Sport is an important part of the weight loss program, but everyone's situation is different. Legs standing apart, toes out. Two legs are apart to stand, tiptoe to outside. His hands holding the dumbbell, right hand toward the thigh and left hand. Breath, holding high his head with both hands, your hips, and lateral to the raised leg, repeat, alternating legs exercises.
Consumption of 500 calories a day plan. The movement is an important part of weight loss program,
but each person's situation is different. As you design an effective body, physical fitness and endurance training methods and help you burn 500 calories a day, try it and see!
Training objectives. Thighs, the front and central parts of the muscles in the arm, and the role of shaping the thigh and arm shape.
Training chest muscles, and arm muscles, deltoid, minus the excess fat.
Two legs standing apart, toes out. With both hands holding the dumbbell, right hand toward the thigh, left hand.
Up straight, exhale and squat hip, raised his arm to a high degree; left arm forward, move the left arm to the side of the body lift, inhale and slowly lay down their arms. Repeat this action.
His right foot to support the body standing, left knee and bend the left arm flexion rib side holding the dumbbells, the left hand hanging to the front.
The upper slopes downward 45 degrees, lift the right arm to the rear hip to the ground level, at the same time knees. Allowing the right knee over the ankle. Then change the left leg, repeat.
Feet shoulder width apart, hold the dumbbell, raised his arms and shoulder-height, palms forward.
Breath, holding high his head with both hands, your hips, and lateral to the raised leg, repeat, alternating legs exercises.
Raised his arms, the arm with the ground level, shoulders sinking knees, toes facing forward.
Jumped substantially separate feet, and feet into a figure eight to stand, arms outstretched to the sides to maintain 90 degrees, elbows, knees relaxed, and then restored to the position, and repeat.
Why sit-ups can not eliminate belly fat?

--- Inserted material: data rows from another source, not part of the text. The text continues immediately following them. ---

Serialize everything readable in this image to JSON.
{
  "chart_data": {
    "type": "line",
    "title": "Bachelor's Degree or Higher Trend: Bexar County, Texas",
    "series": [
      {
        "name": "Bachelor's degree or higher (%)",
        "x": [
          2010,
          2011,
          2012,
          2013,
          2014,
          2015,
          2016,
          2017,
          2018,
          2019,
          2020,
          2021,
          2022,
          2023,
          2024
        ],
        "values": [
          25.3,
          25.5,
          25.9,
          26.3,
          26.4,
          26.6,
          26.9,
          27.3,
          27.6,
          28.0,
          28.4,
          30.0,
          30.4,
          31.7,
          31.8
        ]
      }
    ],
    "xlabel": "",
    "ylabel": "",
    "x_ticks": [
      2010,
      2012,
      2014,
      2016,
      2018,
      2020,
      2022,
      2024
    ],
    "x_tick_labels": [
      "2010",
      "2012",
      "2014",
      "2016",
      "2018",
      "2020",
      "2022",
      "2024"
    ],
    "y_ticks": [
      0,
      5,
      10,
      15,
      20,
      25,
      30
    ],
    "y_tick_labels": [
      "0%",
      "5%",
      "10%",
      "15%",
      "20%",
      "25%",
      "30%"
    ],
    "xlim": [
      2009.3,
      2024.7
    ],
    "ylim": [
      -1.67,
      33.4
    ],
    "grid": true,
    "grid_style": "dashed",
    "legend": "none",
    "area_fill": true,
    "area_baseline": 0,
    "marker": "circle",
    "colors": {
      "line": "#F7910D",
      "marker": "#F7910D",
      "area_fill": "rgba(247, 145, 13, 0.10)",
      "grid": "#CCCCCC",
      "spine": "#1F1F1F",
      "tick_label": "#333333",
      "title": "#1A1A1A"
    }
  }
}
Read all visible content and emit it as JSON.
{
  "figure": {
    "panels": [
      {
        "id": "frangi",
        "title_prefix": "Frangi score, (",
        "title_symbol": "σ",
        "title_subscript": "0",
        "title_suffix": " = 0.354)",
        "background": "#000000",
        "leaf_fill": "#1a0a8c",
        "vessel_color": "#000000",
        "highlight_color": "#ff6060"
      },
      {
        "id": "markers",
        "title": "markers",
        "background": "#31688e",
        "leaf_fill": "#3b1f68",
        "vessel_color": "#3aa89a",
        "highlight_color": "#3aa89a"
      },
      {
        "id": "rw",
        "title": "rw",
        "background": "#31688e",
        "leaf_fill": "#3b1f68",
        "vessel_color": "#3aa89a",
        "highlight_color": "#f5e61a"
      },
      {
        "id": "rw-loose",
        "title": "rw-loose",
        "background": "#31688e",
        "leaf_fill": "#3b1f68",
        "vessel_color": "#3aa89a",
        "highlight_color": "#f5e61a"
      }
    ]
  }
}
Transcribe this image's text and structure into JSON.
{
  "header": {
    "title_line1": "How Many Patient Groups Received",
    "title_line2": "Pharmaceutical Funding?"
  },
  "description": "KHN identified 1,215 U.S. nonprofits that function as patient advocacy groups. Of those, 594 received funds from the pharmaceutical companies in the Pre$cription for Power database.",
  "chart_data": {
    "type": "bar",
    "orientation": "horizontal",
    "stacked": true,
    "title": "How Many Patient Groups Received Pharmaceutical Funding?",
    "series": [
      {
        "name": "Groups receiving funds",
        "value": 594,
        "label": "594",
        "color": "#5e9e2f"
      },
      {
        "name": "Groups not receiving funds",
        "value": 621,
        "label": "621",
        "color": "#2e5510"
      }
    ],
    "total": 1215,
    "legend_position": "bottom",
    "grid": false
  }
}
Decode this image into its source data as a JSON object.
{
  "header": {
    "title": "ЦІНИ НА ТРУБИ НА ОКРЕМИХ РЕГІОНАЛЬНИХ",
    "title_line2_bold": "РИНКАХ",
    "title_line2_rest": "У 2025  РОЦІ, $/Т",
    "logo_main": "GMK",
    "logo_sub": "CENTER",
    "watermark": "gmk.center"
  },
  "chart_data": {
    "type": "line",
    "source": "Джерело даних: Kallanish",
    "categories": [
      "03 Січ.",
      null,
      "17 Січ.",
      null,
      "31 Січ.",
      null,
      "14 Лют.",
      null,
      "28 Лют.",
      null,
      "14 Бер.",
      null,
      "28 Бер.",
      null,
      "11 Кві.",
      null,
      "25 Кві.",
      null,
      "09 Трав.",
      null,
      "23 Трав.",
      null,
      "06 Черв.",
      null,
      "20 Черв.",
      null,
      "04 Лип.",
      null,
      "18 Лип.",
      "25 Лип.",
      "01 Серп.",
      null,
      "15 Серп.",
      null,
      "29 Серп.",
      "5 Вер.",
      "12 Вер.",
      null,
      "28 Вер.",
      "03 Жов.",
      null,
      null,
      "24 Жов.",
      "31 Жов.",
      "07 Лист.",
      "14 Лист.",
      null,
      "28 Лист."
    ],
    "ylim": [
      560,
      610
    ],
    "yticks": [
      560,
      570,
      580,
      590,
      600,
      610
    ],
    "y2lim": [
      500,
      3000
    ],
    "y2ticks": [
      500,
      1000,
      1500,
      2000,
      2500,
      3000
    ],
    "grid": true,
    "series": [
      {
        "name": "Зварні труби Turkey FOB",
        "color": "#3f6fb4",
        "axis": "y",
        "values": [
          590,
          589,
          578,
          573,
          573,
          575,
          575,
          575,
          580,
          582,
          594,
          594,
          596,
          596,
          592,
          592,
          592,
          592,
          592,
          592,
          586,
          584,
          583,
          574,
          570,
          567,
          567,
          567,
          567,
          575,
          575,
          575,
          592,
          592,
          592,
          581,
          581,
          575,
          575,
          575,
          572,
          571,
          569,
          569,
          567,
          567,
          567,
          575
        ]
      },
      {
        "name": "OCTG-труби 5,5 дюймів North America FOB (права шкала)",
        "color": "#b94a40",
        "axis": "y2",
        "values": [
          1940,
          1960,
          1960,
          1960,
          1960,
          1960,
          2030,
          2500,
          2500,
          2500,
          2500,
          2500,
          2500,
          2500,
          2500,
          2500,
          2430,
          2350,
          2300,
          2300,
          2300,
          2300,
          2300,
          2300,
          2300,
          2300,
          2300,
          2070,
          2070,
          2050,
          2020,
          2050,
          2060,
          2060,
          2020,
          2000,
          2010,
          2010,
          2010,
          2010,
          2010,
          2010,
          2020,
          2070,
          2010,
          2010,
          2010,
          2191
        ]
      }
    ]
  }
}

The reason is the body's energy supply is an integrated overall system, any part of the muscle can not "make the best of? Get energy from the recent accumulation of fat, and must be transported to the blood stored in blood, glycogen in the liver, as well as body fat, provided that the movement of at least 20 minutes of use FAT energy and keep the heart rate maximum heart rate of 55% per cent (maximum heart rate is 220 minus age). Blood and liver glycogen depletion in the end, fat can be used.
Understand this truth, we will know what is the most effective weight loss exercise--low intensity aerobic endurance for long periods, such as fast walking, jogging, swimming, boarding stairs, cycling, aerobics all can last 20 minutes or more, to keep the heart rate at a certain level of movement.
What is the ideal weight loss speed? Most people jogging for one minute consumes about 15 kcal heat (the greater the weight the more consumption), and one kilogram of fat is 3500 kcal. If jogging for 30 minutes a day, one week in the diet does not change the situation can be reduced to one kilogram.